The US State Department says it's raised concerns with Moscow and Cyprus about a Russian-operated ship carrying what's been described as a dangerous cargo to Syria. Media reports in Cyprus the boat's last port of call suggested that the vessel was carrying ammunition.
A court in London has ruled that a British student, Richard O'Dwyer, can be extradited to the United States, where he faces allegations of US copyright infringement. He's accused of creating a website that allowed people to view films and television shows for free. Lawyers have argued that the website simply directed users to other sites, and they say they'll appeal. Richard O'Dwyer and his mother Julia spoke outside the court.
"I'm obviously disappointed with the judge's decision today. I think I've got faith in the High Court in making the right decision. It just seemed like a bit of a guinea pig activity."

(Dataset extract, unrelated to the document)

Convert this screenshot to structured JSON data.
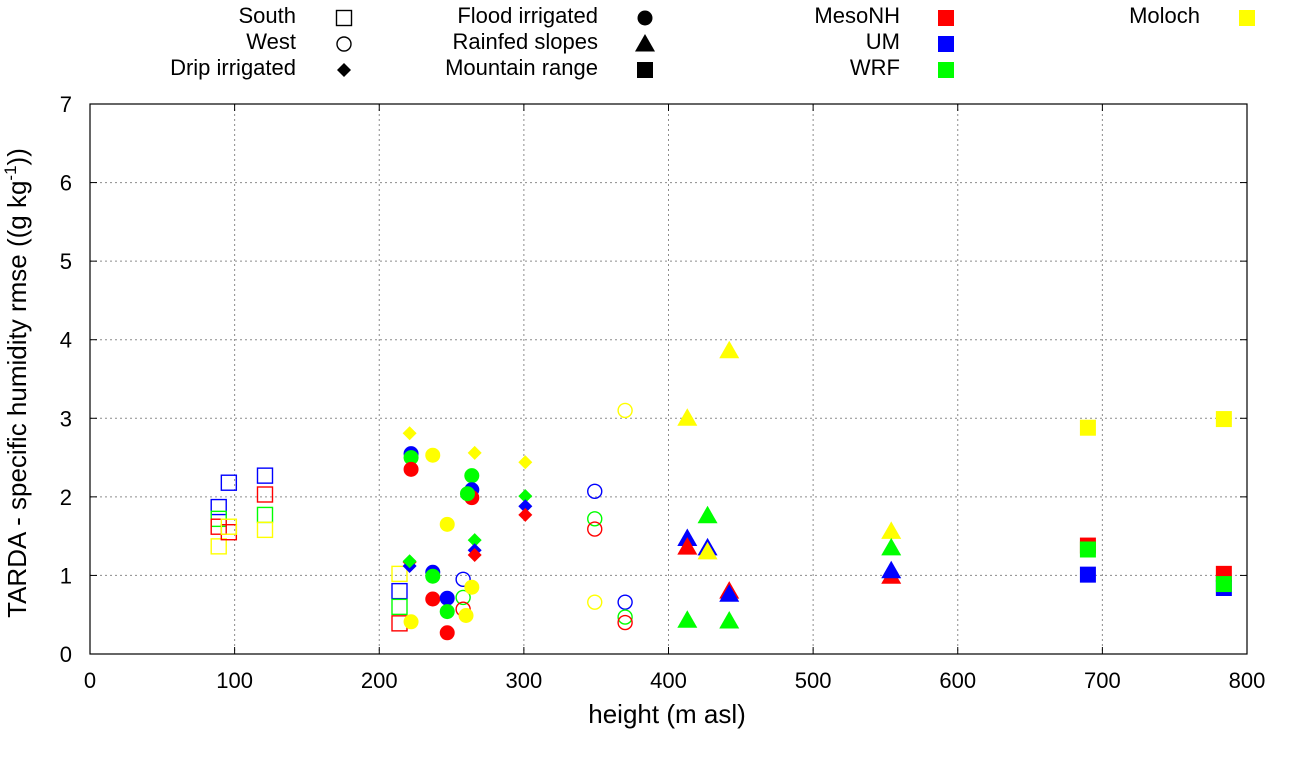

"Disgusted. I'd hoped for better from the judge. Disappointed with this government for signing us up to this treaty which has opened the floodgates to America to come and seize British citizens without even having set foot out of this country."
The World Boxing Association has ordered a rematch between the British boxer Amir Khan and the American Lamont Peterson after a controversial fight last month. The WBA said it was concerned about a number of questionable decisions by the referee and the presence of an unauthorised man apparently distracting the judges during the scoring process. Khan was defeated on points and lost his WBA and IBF titles.